I check if all the data is correct and if the right names are redacted. I finish by writing the details of Shaw’s death. Once the paperwork is done I make a short phone call to City Hall, where a bureaucrat thanks me for my service and promises to make sure that the money will be in my account by tomorrow. I hang up.
It was a short and easy job; most necessary deaths are. The obsolete know that someone is coming for them, eventually. It can however take months before the government actually gets around to sending an assassin after them. Months in which the fear subsides and people settle back in their regular life. It gives them a false sense of security, a belief that they’ve been forgotten. For some of them this is probably true. I have no doubt that there are dozens, maybe hundreds of people are hiding in the fourth district. Within the slums no one cares if you are in God’s good graces or not.
I calmly pour myself a glass of whiskey, before walking towards the gramophone in the corner of my office. The record I put on is a classical piece from a local talent, Underhill’s third symphony. As the music starts playing I light a cigarette and sit back. I release the smoke through my nose, watch it dispense.

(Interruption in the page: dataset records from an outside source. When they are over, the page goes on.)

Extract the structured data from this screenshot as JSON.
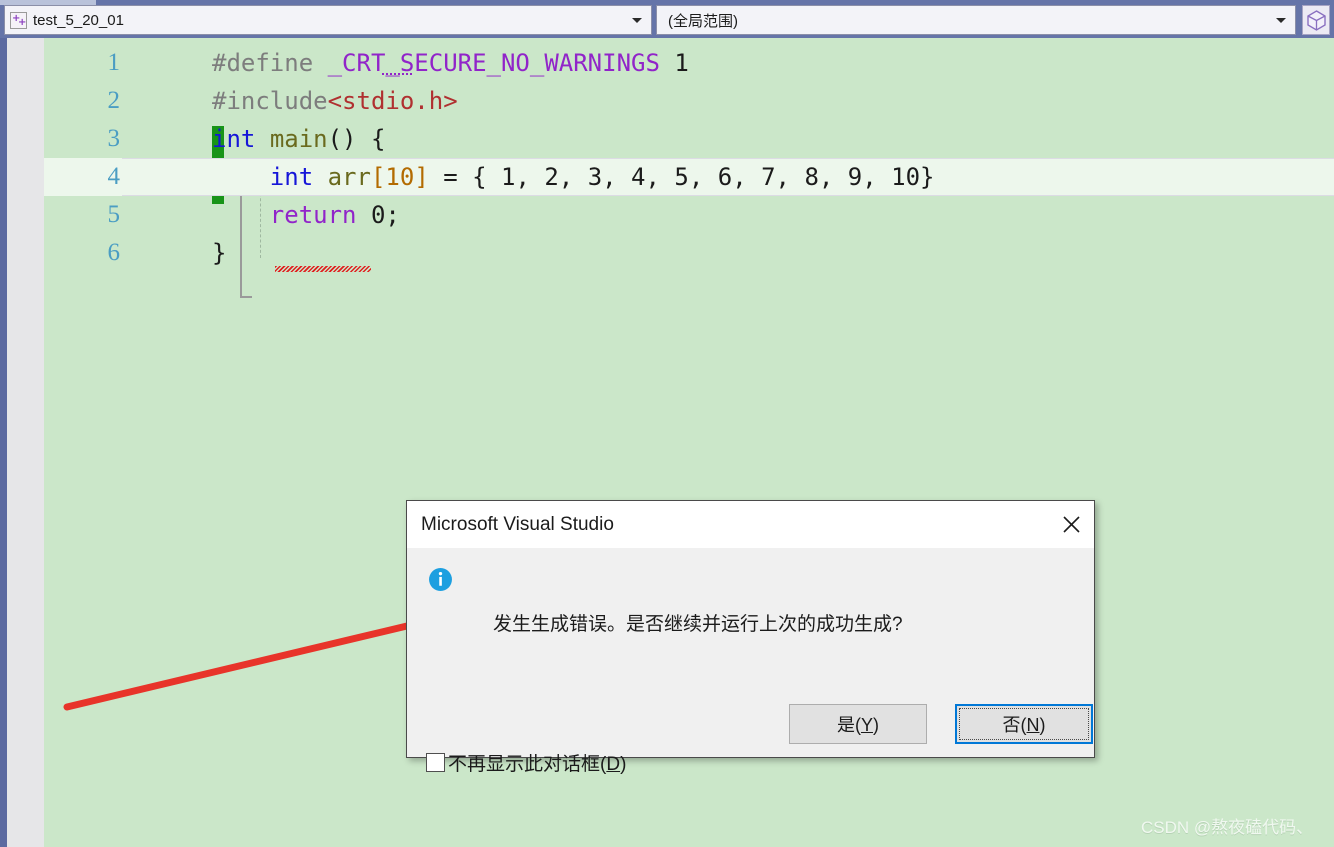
{
  "topbar": {
    "file_combo": {
      "icon": "cpp-file-icon",
      "value": "test_5_20_01",
      "dropdown_icon": "chevron-down-icon"
    },
    "scope_combo": {
      "value": "(全局范围)",
      "dropdown_icon": "chevron-down-icon"
    },
    "cube_button_icon": "cube-icon"
  },
  "editor": {
    "lines": [
      {
        "number": "1",
        "segments": [
          {
            "text": "#define ",
            "style": "k-pre"
          },
          {
            "text": "_CRT_SECURE_NO_WARNINGS",
            "style": "k-macro"
          },
          {
            "text": " 1",
            "style": "k-num"
          }
        ]
      },
      {
        "number": "2",
        "segments": [
          {
            "text": "#include",
            "style": "k-pre"
          },
          {
            "text": "<stdio.h>",
            "style": "k-str"
          }
        ]
      },
      {
        "number": "3",
        "segments": [
          {
            "text": "int",
            "style": "k-kw"
          },
          {
            "text": " ",
            "style": "k-punct"
          },
          {
            "text": "main",
            "style": "k-id"
          },
          {
            "text": "() {",
            "style": "k-punct"
          }
        ]
      },
      {
        "number": "4",
        "segments": [
          {
            "text": "    ",
            "style": "k-punct"
          },
          {
            "text": "int",
            "style": "k-kw"
          },
          {
            "text": " ",
            "style": "k-punct"
          },
          {
            "text": "arr",
            "style": "k-id"
          },
          {
            "text": "[10]",
            "style": "k-br"
          },
          {
            "text": " = { 1, 2, 3, 4, 5, 6, 7, 8, 9, 10}",
            "style": "k-punct"
          }
        ]
      },
      {
        "number": "5",
        "segments": [
          {
            "text": "    ",
            "style": "k-punct"
          },
          {
            "text": "return",
            "style": "k-kw2"
          },
          {
            "text": " 0;",
            "style": "k-punct"
          }
        ]
      },
      {
        "number": "6",
        "segments": [
          {
            "text": "}",
            "style": "k-punct"
          }
        ]
      }
    ],
    "current_line": "4",
    "change_bar_color": "#189418",
    "background_color": "#cbe7c9",
    "fold_icon": "collapse-minus-icon"
  },
  "annotation": {
    "arrow_color": "#e8342a",
    "from": "66,706",
    "to": "503,602"
  },
  "dialog": {
    "title": "Microsoft Visual Studio",
    "close_icon": "close-icon",
    "info_icon": "info-icon",
    "message": "发生生成错误。是否继续并运行上次的成功生成?",
    "buttons": [
      {
        "id": "yes",
        "label_prefix": "是(",
        "label_key": "Y",
        "label_suffix": ")",
        "focused": false
      },
      {
        "id": "no",
        "label_prefix": "否(",
        "label_key": "N",
        "label_suffix": ")",
        "focused": true
      }
    ],
    "checkbox": {
      "checked": false,
      "label_prefix": "不再显示此对话框(",
      "label_key": "D",
      "label_suffix": ")"
    },
    "focus_color": "#0078d7"
  },
  "watermark": {
    "text": "CSDN @熬夜磕代码、"
  }
}
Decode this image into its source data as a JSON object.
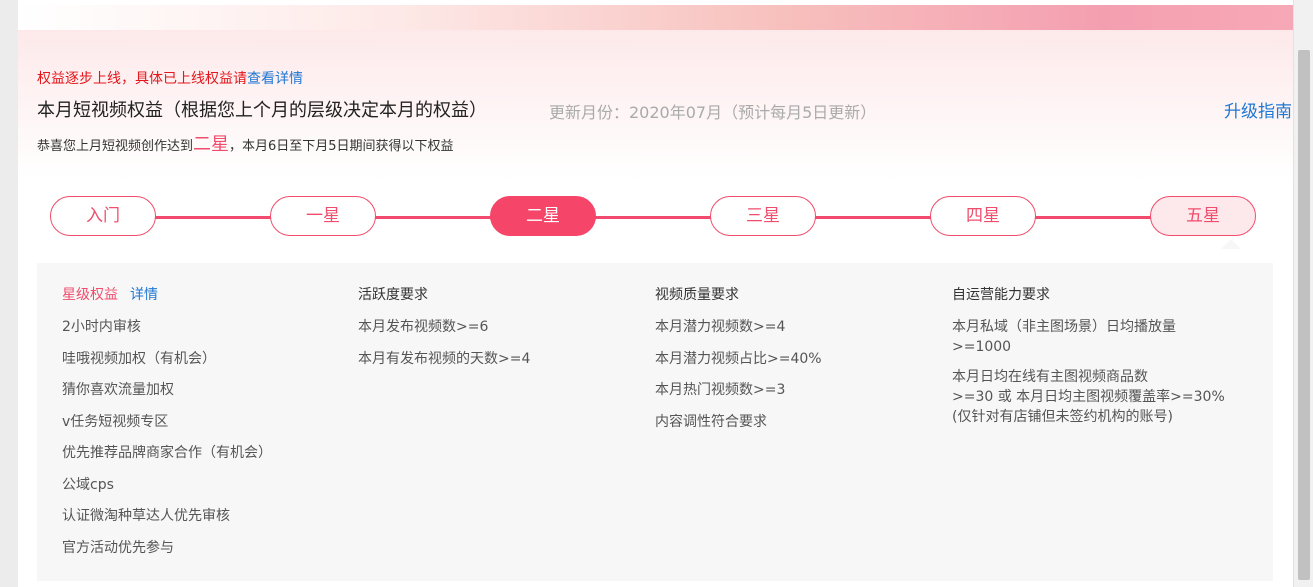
{
  "notice": {
    "text": "权益逐步上线，具体已上线权益请",
    "link": "查看详情"
  },
  "header": {
    "title": "本月短视频权益（根据您上个月的层级决定本月的权益）",
    "update_info": "更新月份：2020年07月（预计每月5日更新）",
    "upgrade_link": "升级指南"
  },
  "congrats": {
    "prefix": "恭喜您上月短视频创作达到",
    "level": "二星",
    "suffix": "，本月6日至下月5日期间获得以下权益"
  },
  "levels": [
    "入门",
    "一星",
    "二星",
    "三星",
    "四星",
    "五星"
  ],
  "active_level": "二星",
  "columns": {
    "benefits": {
      "title": "星级权益",
      "detail_link": "详情",
      "items": [
        "2小时内审核",
        "哇哦视频加权（有机会）",
        "猜你喜欢流量加权",
        "v任务短视频专区",
        "优先推荐品牌商家合作（有机会）",
        "公域cps",
        "认证微淘种草达人优先审核",
        "官方活动优先参与"
      ]
    },
    "activity": {
      "title": "活跃度要求",
      "items": [
        "本月发布视频数>=6",
        "本月有发布视频的天数>=4"
      ]
    },
    "quality": {
      "title": "视频质量要求",
      "items": [
        "本月潜力视频数>=4",
        "本月潜力视频占比>=40%",
        "本月热门视频数>=3",
        "内容调性符合要求"
      ]
    },
    "operation": {
      "title": "自运营能力要求",
      "items": [
        {
          "line1": "本月私域（非主图场景）日均播放量",
          "line2": ">=1000"
        },
        {
          "line1": "本月日均在线有主图视频商品数",
          "line2": ">=30 或 本月日均主图视频覆盖率>=30%",
          "line3": "(仅针对有店铺但未签约机构的账号)"
        }
      ]
    }
  },
  "colors": {
    "accent": "#f04d6d",
    "link": "#1f77d4",
    "notice": "#e4161b"
  }
}
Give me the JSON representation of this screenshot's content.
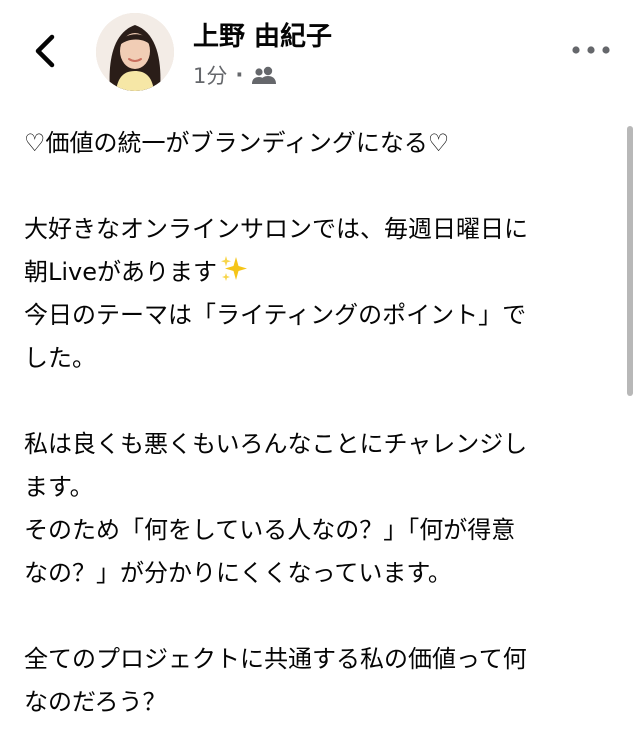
{
  "header": {
    "author_name": "上野 由紀子",
    "time": "1分",
    "separator": "·",
    "icons": {
      "back": "chevron-left-icon",
      "audience": "friends-icon",
      "more": "more-horizontal-icon"
    }
  },
  "post": {
    "lines": [
      "♡価値の統一がブランディングになる♡",
      "",
      "大好きなオンラインサロンでは、毎週日曜日に",
      "朝Liveがあります",
      "今日のテーマは「ライティングのポイント」で",
      "した。",
      "",
      "私は良くも悪くもいろんなことにチャレンジし",
      "ます。",
      "そのため「何をしている人なの？」「何が得意",
      "なの？」が分かりにくくなっています。",
      "",
      "全てのプロジェクトに共通する私の価値って何",
      "なのだろう？"
    ],
    "emoji": "sparkles-icon"
  },
  "colors": {
    "text": "#050505",
    "meta": "#65676b",
    "sparkle": "#f5c518"
  }
}
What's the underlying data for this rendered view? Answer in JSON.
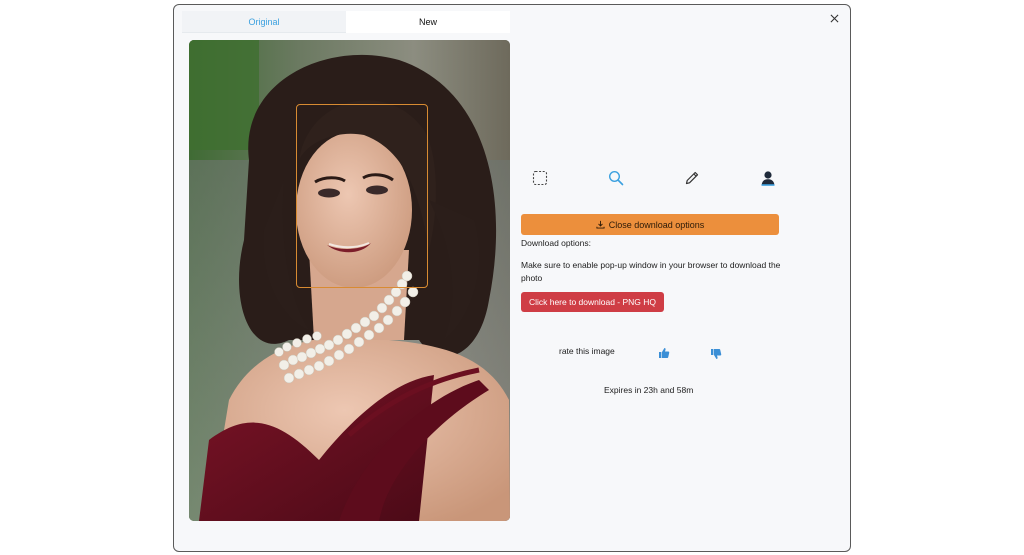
{
  "tabs": {
    "original_label": "Original",
    "new_label": "New"
  },
  "toolbar": {
    "icons": [
      "select-rectangle-icon",
      "magnifier-icon",
      "pencil-icon",
      "person-icon"
    ]
  },
  "download": {
    "toggle_label": "Close download options",
    "options_heading": "Download options:",
    "popup_note": "Make sure to enable pop-up window in your browser to download the photo",
    "link_label": "Click here to download - PNG HQ"
  },
  "rating": {
    "label": "rate this image"
  },
  "expiry": {
    "text": "Expires in 23h and 58m"
  },
  "colors": {
    "accent_blue": "#3ba0df",
    "download_orange": "#ec8f3c",
    "download_red": "#cf3d45",
    "face_box": "#d88b32"
  }
}
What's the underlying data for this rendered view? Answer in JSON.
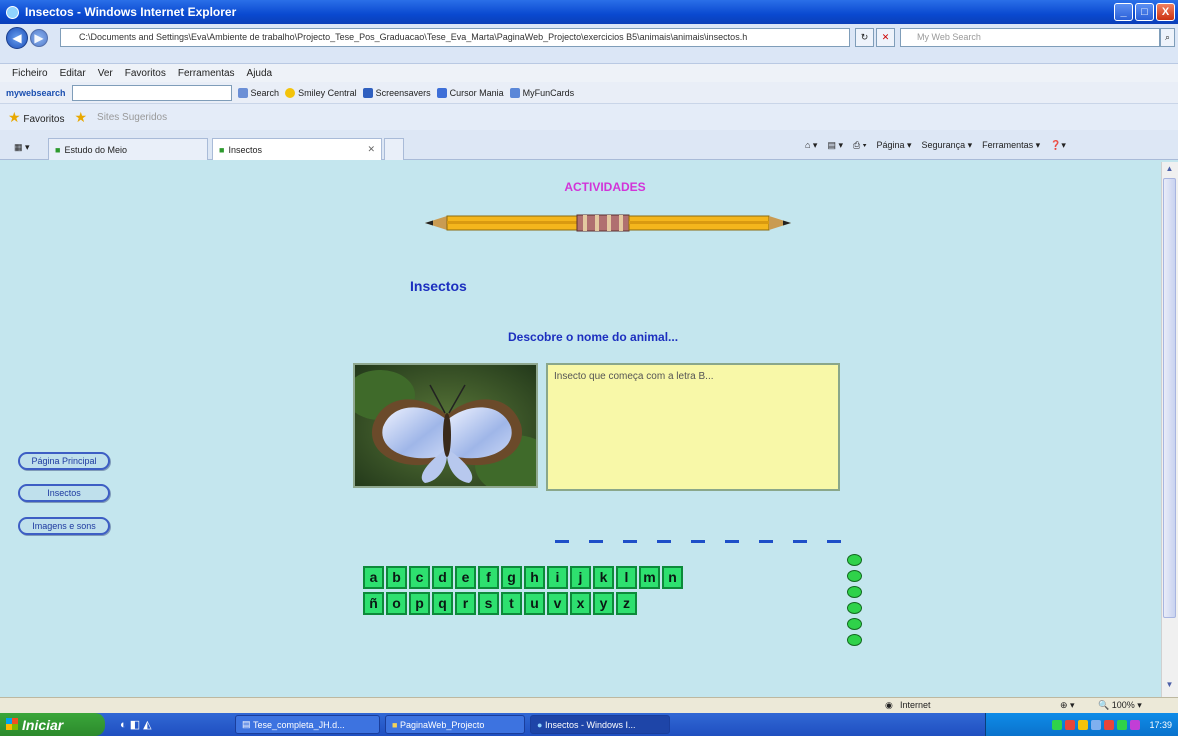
{
  "window": {
    "title": "Insectos - Windows Internet Explorer",
    "minimize_glyph": "_",
    "maximize_glyph": "□",
    "close_glyph": "X"
  },
  "toolbar": {
    "address": "C:\\Documents and Settings\\Eva\\Ambiente de trabalho\\Projecto_Tese_Pos_Graduacao\\Tese_Eva_Marta\\PaginaWeb_Projecto\\exercicios B5\\animais\\animais\\insectos.h",
    "search_placeholder": "My Web Search",
    "menu": [
      "Ficheiro",
      "Editar",
      "Ver",
      "Favoritos",
      "Ferramentas",
      "Ajuda"
    ],
    "mywebsearch_label": "mywebsearch",
    "ws_items": [
      "Search",
      "Smiley Central",
      "Screensavers",
      "Cursor Mania",
      "MyFunCards"
    ],
    "favorites_label": "Favoritos",
    "suggested_sites": "Sites Sugeridos"
  },
  "tabs": [
    {
      "label": "Estudo do Meio"
    },
    {
      "label": "Insectos"
    }
  ],
  "commands": [
    "Página",
    "Segurança",
    "Ferramentas"
  ],
  "page": {
    "heading": "ACTIVIDADES",
    "section_title": "Insectos",
    "instruction": "Descobre o nome do animal...",
    "clue": "Insecto que começa com a letra B..."
  },
  "nav_buttons": [
    "Página Principal",
    "Insectos",
    "Imagens e sons"
  ],
  "answer_slots": 9,
  "keyboard": {
    "row1": [
      "a",
      "b",
      "c",
      "d",
      "e",
      "f",
      "g",
      "h",
      "i",
      "j",
      "k",
      "l",
      "m",
      "n"
    ],
    "row2": [
      "ñ",
      "o",
      "p",
      "q",
      "r",
      "s",
      "t",
      "u",
      "v",
      "x",
      "y",
      "z"
    ]
  },
  "lives_remaining": 6,
  "status": {
    "zone": "Internet",
    "zoom": "100%"
  },
  "taskbar": {
    "start_label": "Iniciar",
    "tasks": [
      "Tese_completa_JH.d...",
      "PaginaWeb_Projecto",
      "Insectos - Windows I..."
    ],
    "clock": "17:39"
  },
  "colors": {
    "page_bg": "#c4e6ee",
    "heading": "#d234d8",
    "title_blue": "#1c2fbf",
    "key_green": "#2ee06f",
    "clue_bg": "#f8f8a8"
  }
}
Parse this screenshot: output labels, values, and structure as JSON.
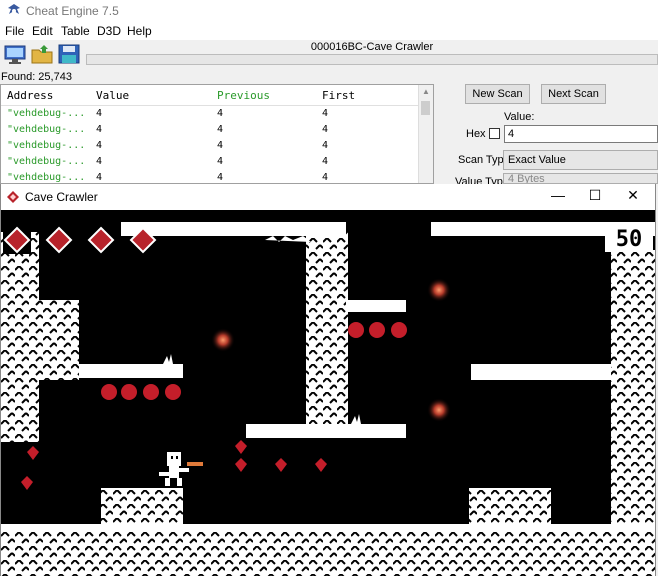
{
  "ce": {
    "title": "Cheat Engine 7.5",
    "menu": [
      "File",
      "Edit",
      "Table",
      "D3D",
      "Help"
    ],
    "process": "000016BC-Cave Crawler",
    "found": "Found: 25,743",
    "columns": [
      "Address",
      "Value",
      "Previous",
      "First"
    ],
    "rows": [
      {
        "address": "\"vehdebug-...",
        "value": "4",
        "previous": "4",
        "first": "4"
      },
      {
        "address": "\"vehdebug-...",
        "value": "4",
        "previous": "4",
        "first": "4"
      },
      {
        "address": "\"vehdebug-...",
        "value": "4",
        "previous": "4",
        "first": "4"
      },
      {
        "address": "\"vehdebug-...",
        "value": "4",
        "previous": "4",
        "first": "4"
      },
      {
        "address": "\"vehdebug-...",
        "value": "4",
        "previous": "4",
        "first": "4"
      }
    ],
    "new_scan": "New Scan",
    "next_scan": "Next Scan",
    "value_label": "Value:",
    "hex_label": "Hex",
    "value_input": "4",
    "scan_type_label": "Scan Type",
    "scan_type_value": "Exact Value",
    "value_type_label": "Value Type",
    "value_type_value": "4 Bytes"
  },
  "game": {
    "title": "Cave Crawler",
    "score": "50",
    "controls": {
      "minimize": "—",
      "maximize": "☐",
      "close": "✕"
    }
  },
  "colors": {
    "gem_red": "#b8232b",
    "fruit_red": "#c41e2a",
    "orb_orange": "#e07a3a",
    "ce_green_text": "#2a9a2a"
  }
}
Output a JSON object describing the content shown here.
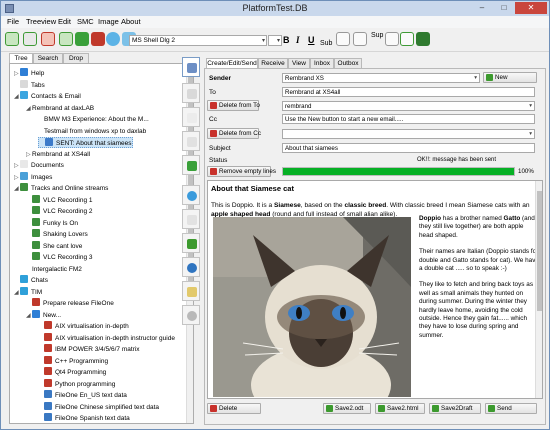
{
  "window": {
    "title": "PlatformTest.DB",
    "min": "–",
    "max": "□",
    "close": "✕"
  },
  "menu": [
    "File",
    "Treeview",
    "Edit",
    "SMC",
    "Image",
    "About"
  ],
  "toolbar": {
    "font_name": "MS Shell Dlg 2",
    "bold": "B",
    "italic": "I",
    "underline": "U",
    "sub": "Sub",
    "sup": "Sup",
    "combo_arrow": "▾"
  },
  "left_tabs": [
    "Tree",
    "Search",
    "Drop"
  ],
  "tree": [
    {
      "label": "Help",
      "icon_color": "#2f7fd6",
      "expander": "▷"
    },
    {
      "label": "Tabs",
      "icon_color": "#d9d9d9",
      "expander": ""
    },
    {
      "label": "Contacts & Email",
      "icon_color": "#3ba5e0",
      "expander": "◢"
    },
    {
      "label": "Rembrand at daxLAB",
      "icon_color": "",
      "expander": "◢"
    },
    {
      "label": "BMW M3 Experience: About the M...",
      "icon_color": "",
      "expander": ""
    },
    {
      "label": "Testmail from windows xp to daxlab",
      "icon_color": "",
      "expander": ""
    },
    {
      "label": "SENT: About that siamees",
      "icon_color": "#3c7ac9",
      "expander": ""
    },
    {
      "label": "Rembrand at XS4all",
      "icon_color": "",
      "expander": "▷"
    },
    {
      "label": "Documents",
      "icon_color": "#e8e8e8",
      "expander": "▷"
    },
    {
      "label": "Images",
      "icon_color": "#4aa0d8",
      "expander": "▷"
    },
    {
      "label": "Tracks and Online streams",
      "icon_color": "#3d8f3d",
      "expander": "◢"
    },
    {
      "label": "VLC Recording 1",
      "icon_color": "#3d8f3d",
      "expander": ""
    },
    {
      "label": "VLC Recording 2",
      "icon_color": "#3d8f3d",
      "expander": ""
    },
    {
      "label": "Funky Is On",
      "icon_color": "#3d8f3d",
      "expander": ""
    },
    {
      "label": "Shaking Lovers",
      "icon_color": "#3d8f3d",
      "expander": ""
    },
    {
      "label": "She cant love",
      "icon_color": "#3d8f3d",
      "expander": ""
    },
    {
      "label": "VLC Recording 3",
      "icon_color": "#3d8f3d",
      "expander": ""
    },
    {
      "label": "Intergalactic FM2",
      "icon_color": "",
      "expander": ""
    },
    {
      "label": "Chats",
      "icon_color": "#2fa0d9",
      "expander": ""
    },
    {
      "label": "TIM",
      "icon_color": "#2fa0d9",
      "expander": "◢"
    },
    {
      "label": "Prepare release FileOne",
      "icon_color": "#c0392b",
      "expander": ""
    },
    {
      "label": "New...",
      "icon_color": "#2f7fd6",
      "expander": "◢"
    },
    {
      "label": "AIX virtualisation in-depth",
      "icon_color": "#c0392b",
      "expander": ""
    },
    {
      "label": "AIX virtualisation in-depth instructor guide",
      "icon_color": "#c0392b",
      "expander": ""
    },
    {
      "label": "IBM POWER 3/4/5/6/7 matrix",
      "icon_color": "#c0392b",
      "expander": ""
    },
    {
      "label": "C++ Programming",
      "icon_color": "#c0392b",
      "expander": ""
    },
    {
      "label": "Qt4 Programming",
      "icon_color": "#c0392b",
      "expander": ""
    },
    {
      "label": "Python programming",
      "icon_color": "#c0392b",
      "expander": ""
    },
    {
      "label": "FileOne En_US text data",
      "icon_color": "#3a78c2",
      "expander": ""
    },
    {
      "label": "FileOne Chinese simplified text data",
      "icon_color": "#3a78c2",
      "expander": ""
    },
    {
      "label": "FileOne Spanish text data",
      "icon_color": "#3a78c2",
      "expander": ""
    }
  ],
  "right_tabs": [
    "Create/Edit/Send",
    "Receive",
    "View",
    "Inbox",
    "Outbox"
  ],
  "form": {
    "sender_label": "Sender",
    "sender_value": "Rembrand XS",
    "new_button": "New",
    "to_label": "To",
    "to_value": "Rembrand at XS4all",
    "delete_to_button": "Delete from To",
    "to_select_value": "rembrand",
    "cc_label": "Cc",
    "cc_value": "Use the New button to start a new email.....",
    "delete_cc_button": "Delete from Cc",
    "cc_select_value": "",
    "subject_label": "Subject",
    "subject_value": "About that siamees",
    "status_label": "Status",
    "status_message": "OK!!: message has been sent",
    "remove_empty_button": "Remove empty lines",
    "progress_percent": 100,
    "progress_text": "100%"
  },
  "body": {
    "heading": "About that Siamese cat",
    "intro_1": "This is Doppio. It is a ",
    "intro_siamese": "Siamese",
    "intro_2": ", based on the ",
    "intro_classic": "classic breed",
    "intro_3": ". With classic breed I mean Siamese cats with an ",
    "intro_apple": "apple shaped head",
    "intro_4": " (round and full instead of small alian alike).",
    "side_doppio": "Doppio",
    "side_p1a": " has a brother named ",
    "side_gatto": "Gatto",
    "side_p1b": " (and they still live together) are both apple head shaped.",
    "side_p2": "Their names are Italian (Doppio stands for double and Gatto stands for cat). We have a double cat ..... so to speak :-)",
    "side_p3": "They like to fetch and bring back toys as well as small animals they hunted on during summer. During the winter they hardly leave home, avoiding the cold outside. Hence they gain fat...... which they have to lose during spring and summer."
  },
  "bottom": {
    "delete_button": "Delete",
    "save_odt_button": "Save2.odt",
    "save_html_button": "Save2.html",
    "save_draft_button": "Save2Draft",
    "send_button": "Send"
  }
}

I am, and have been a lot of things, a foreigner, an immigrant, a student, a traitor, a runaway, a businessowner and a murderer. It is in these moments, right after a job that I wonder, had I remained in Seattle, would I have been the same? Or would I have grown up to be a very different kind of man? A better man. A good man. Gloomy thoughts, unbefitting a proper assassin, who just earned some good money for a day’s work.
The record cracks, signaling the ending of the piece I had only half heartedly been listening to. I get up, leaving my worries behind in my chair. I have no doubt that they will be waiting for my next unguarded moment. I turn off the gramophone and go to bed.